State park in Espírito Santo, Brazil

The Forno Grande State Park (Parque Estadual do Forno Grande) is a state park in the state of Espírito Santo, Brazil.
It protects an area of Atlantic Forest and the second highest peak in the state.

==Location==

The Forno Grande State Park is in the municipality of Castelo, Espírito Santo.
It has an area of 730 ha.
It protects the second highest peak in the state of Espírito Santo, the 2039 m Forno Grande Peak.
It contains trails and waterfalls.
The area includes a large cloud forest at the top of the peak.
It is home to endangered species such as the cougar (Puma concolor), ocelot (Leopardus pardalis) and southern muriqui (Brachyteles arachnoides).

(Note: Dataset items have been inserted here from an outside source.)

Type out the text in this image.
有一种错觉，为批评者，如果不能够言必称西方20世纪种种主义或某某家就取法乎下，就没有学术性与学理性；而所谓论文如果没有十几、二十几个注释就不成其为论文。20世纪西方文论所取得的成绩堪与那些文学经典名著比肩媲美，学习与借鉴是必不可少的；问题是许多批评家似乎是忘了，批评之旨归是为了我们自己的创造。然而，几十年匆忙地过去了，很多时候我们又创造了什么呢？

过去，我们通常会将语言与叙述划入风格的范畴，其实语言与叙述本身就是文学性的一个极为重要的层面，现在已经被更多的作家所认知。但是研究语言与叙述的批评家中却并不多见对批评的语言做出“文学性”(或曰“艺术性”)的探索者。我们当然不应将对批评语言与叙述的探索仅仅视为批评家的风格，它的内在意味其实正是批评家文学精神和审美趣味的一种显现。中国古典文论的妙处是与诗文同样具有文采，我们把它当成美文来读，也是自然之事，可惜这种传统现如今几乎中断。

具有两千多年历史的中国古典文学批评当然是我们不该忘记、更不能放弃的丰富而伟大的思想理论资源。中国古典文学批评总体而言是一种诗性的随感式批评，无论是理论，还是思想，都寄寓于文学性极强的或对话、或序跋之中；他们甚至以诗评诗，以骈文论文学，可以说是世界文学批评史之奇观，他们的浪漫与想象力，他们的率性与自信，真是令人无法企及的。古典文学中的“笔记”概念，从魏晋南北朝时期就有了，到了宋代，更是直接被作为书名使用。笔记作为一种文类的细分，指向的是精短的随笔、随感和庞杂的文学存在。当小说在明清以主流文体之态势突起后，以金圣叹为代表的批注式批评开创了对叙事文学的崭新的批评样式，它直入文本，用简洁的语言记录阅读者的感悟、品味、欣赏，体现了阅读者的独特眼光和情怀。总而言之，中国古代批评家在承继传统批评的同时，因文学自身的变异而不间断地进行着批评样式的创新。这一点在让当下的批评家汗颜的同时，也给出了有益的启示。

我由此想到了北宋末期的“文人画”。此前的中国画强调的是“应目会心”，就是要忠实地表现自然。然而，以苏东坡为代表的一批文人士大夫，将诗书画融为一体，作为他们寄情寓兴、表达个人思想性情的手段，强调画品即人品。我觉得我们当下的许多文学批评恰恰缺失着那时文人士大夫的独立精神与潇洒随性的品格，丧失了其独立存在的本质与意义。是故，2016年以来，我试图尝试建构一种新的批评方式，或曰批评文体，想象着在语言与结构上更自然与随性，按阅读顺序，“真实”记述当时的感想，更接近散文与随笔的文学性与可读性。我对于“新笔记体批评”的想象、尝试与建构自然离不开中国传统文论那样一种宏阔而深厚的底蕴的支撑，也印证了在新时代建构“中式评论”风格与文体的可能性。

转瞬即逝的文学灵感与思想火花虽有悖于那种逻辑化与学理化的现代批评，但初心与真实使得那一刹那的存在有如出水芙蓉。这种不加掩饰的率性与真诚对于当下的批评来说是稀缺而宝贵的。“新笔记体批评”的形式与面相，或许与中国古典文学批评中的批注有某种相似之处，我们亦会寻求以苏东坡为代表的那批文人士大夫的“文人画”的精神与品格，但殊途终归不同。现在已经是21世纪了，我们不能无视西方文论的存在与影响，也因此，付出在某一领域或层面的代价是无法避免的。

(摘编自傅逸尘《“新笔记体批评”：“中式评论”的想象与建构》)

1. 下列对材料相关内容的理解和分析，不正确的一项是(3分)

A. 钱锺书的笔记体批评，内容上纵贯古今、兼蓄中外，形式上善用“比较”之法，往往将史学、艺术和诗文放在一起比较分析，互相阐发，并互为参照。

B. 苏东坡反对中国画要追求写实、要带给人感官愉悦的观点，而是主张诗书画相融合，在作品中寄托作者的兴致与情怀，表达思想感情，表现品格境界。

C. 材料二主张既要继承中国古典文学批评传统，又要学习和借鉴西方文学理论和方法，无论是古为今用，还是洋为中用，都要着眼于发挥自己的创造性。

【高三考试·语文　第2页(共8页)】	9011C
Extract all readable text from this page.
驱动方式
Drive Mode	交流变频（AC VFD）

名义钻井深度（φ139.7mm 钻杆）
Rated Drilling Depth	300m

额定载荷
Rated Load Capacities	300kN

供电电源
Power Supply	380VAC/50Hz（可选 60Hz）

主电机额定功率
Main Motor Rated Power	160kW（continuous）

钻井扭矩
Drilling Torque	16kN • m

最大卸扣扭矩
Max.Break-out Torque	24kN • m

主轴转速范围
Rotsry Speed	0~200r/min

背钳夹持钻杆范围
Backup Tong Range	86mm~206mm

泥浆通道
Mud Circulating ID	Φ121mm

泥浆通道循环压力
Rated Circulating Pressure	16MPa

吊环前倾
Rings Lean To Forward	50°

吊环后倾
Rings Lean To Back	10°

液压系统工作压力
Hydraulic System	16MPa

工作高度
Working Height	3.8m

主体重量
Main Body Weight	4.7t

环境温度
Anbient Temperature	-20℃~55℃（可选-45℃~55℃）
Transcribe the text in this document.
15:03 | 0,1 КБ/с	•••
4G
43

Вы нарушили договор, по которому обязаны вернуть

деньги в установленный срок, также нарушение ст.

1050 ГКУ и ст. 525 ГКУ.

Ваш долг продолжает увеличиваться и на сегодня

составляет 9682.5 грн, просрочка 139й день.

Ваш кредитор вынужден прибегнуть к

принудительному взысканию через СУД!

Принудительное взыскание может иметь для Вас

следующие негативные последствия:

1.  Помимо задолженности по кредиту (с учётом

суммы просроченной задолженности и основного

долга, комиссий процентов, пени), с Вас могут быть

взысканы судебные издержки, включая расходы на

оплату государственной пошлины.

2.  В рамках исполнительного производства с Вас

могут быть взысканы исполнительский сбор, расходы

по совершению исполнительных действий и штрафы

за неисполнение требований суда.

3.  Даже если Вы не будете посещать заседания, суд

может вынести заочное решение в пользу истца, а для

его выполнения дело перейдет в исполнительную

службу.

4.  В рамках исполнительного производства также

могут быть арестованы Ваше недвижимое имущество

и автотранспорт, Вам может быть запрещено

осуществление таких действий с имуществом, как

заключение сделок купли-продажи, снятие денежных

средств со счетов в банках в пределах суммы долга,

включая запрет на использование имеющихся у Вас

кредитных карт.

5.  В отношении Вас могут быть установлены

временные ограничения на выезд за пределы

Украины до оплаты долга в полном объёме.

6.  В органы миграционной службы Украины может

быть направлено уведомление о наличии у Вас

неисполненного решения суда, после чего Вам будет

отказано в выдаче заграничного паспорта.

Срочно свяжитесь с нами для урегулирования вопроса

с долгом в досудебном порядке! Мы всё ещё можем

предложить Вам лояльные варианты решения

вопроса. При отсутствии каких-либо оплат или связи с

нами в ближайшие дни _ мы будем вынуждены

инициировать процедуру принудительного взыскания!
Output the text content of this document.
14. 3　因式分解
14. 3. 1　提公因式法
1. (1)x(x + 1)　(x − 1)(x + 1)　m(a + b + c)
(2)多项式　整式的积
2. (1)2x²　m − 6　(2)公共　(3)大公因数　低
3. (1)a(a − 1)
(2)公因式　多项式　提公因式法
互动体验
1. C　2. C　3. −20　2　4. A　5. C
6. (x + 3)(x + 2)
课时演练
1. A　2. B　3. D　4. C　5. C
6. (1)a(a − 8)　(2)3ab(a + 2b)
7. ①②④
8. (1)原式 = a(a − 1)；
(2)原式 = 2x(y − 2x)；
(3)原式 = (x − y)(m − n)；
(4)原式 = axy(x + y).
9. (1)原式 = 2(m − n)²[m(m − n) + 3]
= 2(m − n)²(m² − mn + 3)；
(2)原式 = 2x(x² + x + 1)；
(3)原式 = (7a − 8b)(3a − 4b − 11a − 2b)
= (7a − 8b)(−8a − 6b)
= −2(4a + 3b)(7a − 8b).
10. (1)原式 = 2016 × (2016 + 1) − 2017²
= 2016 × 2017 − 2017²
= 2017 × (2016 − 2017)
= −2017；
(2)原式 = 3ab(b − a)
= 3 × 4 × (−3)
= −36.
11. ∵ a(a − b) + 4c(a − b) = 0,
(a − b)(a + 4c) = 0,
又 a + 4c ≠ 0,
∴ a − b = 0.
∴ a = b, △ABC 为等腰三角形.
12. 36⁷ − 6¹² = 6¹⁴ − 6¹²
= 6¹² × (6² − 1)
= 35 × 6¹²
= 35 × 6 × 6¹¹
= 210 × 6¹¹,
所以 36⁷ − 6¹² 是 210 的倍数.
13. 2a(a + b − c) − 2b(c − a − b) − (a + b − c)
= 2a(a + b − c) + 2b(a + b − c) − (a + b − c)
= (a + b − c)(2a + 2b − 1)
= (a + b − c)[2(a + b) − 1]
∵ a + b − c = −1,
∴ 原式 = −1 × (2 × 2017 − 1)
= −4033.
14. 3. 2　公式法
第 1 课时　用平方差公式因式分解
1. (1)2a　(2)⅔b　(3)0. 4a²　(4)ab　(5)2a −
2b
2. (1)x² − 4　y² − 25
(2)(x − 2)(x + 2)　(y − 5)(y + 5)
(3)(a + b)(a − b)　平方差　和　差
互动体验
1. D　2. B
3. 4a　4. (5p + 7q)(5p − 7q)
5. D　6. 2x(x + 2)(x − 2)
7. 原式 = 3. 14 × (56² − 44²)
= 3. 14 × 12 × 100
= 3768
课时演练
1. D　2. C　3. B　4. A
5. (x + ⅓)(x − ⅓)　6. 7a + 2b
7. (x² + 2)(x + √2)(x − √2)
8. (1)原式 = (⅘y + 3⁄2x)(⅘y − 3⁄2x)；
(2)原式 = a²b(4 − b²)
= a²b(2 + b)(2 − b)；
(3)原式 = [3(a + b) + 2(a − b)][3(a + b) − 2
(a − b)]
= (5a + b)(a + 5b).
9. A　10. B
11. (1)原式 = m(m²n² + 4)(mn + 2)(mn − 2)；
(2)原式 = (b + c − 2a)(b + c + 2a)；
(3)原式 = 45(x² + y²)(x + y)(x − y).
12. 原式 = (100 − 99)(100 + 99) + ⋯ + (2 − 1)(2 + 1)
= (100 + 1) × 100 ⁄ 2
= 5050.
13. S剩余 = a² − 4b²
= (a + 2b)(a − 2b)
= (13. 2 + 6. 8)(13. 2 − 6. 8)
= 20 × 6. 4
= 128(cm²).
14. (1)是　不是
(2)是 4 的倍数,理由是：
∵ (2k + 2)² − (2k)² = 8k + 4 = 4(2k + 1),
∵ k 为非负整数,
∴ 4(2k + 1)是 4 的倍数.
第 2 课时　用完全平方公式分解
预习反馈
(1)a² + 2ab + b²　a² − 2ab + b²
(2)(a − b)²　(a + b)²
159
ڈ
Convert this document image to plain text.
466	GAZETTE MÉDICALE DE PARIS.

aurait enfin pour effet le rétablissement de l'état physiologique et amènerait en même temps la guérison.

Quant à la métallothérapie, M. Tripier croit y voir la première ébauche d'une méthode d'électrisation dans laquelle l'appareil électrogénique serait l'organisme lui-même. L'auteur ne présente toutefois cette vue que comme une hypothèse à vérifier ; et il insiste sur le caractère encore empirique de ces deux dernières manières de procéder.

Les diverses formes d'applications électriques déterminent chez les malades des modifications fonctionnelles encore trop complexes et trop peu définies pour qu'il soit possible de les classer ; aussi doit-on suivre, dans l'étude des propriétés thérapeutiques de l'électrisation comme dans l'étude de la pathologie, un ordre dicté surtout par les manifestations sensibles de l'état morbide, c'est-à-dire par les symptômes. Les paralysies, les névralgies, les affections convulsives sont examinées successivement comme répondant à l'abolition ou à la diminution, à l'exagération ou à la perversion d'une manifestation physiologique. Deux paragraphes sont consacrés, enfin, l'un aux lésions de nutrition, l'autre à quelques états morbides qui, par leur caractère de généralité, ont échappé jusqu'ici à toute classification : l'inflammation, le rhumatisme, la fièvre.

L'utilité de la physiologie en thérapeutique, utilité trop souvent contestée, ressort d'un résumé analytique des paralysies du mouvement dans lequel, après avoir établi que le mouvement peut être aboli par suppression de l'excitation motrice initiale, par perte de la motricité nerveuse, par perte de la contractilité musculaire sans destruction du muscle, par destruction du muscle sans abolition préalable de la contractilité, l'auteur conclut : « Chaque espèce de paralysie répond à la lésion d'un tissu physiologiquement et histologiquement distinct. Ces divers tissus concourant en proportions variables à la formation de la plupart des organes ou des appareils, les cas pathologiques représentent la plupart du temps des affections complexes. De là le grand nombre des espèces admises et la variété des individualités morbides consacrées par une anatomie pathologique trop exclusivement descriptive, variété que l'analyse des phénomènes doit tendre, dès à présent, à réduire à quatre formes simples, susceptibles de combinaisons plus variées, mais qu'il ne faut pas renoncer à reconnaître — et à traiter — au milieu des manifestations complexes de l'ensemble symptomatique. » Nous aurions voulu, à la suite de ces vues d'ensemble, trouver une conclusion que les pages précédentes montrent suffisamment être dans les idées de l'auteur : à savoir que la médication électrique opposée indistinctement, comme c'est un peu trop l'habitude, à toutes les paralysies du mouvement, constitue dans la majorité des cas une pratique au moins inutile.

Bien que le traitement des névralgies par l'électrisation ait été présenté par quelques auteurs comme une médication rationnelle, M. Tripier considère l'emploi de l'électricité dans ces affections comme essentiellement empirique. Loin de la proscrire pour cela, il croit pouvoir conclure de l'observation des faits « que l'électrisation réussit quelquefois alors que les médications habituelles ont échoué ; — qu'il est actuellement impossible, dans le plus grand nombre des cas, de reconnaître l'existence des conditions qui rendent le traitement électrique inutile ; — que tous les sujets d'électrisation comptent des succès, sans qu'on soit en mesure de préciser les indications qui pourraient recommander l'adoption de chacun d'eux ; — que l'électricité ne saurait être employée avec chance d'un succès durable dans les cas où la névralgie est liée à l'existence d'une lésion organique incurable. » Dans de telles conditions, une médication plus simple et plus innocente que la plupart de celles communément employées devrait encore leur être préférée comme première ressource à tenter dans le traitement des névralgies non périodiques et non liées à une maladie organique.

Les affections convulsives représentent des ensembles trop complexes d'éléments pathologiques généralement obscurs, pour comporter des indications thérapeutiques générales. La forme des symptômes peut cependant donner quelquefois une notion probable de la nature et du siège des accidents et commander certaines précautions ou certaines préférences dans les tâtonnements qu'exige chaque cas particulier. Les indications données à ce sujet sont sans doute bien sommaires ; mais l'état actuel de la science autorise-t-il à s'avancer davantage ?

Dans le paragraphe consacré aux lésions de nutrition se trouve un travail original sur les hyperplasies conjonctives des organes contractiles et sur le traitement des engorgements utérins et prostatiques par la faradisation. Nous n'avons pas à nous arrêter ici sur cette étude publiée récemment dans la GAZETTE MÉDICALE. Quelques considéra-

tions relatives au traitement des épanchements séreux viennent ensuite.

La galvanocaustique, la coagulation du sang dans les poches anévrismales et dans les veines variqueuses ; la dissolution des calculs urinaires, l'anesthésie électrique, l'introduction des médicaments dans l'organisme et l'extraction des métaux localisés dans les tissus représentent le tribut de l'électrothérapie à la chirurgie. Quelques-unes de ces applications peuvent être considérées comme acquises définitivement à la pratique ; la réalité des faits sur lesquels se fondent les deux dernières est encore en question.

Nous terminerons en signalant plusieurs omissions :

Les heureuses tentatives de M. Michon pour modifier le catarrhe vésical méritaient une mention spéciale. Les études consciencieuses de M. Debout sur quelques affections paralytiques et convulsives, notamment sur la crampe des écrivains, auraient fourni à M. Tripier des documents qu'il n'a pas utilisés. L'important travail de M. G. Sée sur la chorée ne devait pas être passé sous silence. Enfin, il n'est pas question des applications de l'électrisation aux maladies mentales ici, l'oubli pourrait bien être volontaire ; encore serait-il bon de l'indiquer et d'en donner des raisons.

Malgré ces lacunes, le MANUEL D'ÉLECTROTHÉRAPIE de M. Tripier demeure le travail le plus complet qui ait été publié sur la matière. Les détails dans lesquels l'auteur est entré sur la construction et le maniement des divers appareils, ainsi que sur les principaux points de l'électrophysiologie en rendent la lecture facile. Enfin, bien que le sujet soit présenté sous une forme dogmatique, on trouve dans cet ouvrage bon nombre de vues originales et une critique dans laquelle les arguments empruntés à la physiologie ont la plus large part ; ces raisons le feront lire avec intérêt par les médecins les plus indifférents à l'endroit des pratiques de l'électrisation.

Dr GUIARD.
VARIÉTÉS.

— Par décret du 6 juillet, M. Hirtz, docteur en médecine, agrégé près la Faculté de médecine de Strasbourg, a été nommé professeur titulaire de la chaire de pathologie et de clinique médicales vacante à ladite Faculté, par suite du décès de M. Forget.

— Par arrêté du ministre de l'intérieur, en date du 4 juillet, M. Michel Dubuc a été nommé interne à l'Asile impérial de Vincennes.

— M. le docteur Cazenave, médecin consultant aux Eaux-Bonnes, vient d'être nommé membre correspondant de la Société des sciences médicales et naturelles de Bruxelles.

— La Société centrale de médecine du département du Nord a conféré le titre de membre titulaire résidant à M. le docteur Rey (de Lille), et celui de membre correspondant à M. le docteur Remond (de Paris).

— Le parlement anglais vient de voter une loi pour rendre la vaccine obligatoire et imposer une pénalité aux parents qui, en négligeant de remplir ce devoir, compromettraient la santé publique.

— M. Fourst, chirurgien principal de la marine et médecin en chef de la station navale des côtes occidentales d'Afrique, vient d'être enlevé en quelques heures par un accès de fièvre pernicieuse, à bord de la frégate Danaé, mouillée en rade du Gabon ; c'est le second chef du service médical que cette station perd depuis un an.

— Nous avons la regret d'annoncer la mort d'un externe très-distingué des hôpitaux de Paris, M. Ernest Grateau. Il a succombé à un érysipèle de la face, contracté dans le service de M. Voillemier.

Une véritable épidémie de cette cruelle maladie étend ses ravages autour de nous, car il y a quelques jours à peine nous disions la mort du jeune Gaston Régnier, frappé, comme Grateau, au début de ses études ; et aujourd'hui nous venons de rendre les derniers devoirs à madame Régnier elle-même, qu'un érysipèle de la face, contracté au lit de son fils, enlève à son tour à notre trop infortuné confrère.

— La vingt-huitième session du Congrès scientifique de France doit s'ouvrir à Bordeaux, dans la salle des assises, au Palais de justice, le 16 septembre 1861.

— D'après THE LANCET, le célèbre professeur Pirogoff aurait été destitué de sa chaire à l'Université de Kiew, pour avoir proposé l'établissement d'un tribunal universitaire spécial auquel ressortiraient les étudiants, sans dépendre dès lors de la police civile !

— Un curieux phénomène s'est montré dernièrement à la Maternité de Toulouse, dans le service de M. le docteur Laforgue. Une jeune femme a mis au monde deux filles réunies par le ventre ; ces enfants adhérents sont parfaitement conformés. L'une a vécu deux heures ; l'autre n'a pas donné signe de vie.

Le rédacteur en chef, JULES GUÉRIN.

The park includes a visitor center with the Onça Pintada (Cougar) museum, and is open daily from 8:00 to 17:30.
The visitor center has restrooms, drinking fountains and collections of fauna and flora.
There is also a small accommodation for researchers with beds, mattresses, kitchen and bathroom.
Camping is not allowed, and there is no restaurant in the park, but there are facilities nearby.
The park gets about 200 visitors per month.

==History==

The Forno Grande State Park was created on 31 October 1960 as a forest reserve.
In 1998 law 7.528 converted it to a state park with the objectives of conserving fauna and flora.
It became part of the Central Atlantic Forest Ecological Corridor, created in 2002.
It has been administered by the State Institute of the Environment and Water Resources (IEMA) since September 2007.
The park was closed to visitors indefinitely in September 2016 for safety reasons, to avoid fires after a long period of drought in which the two springs had dried up.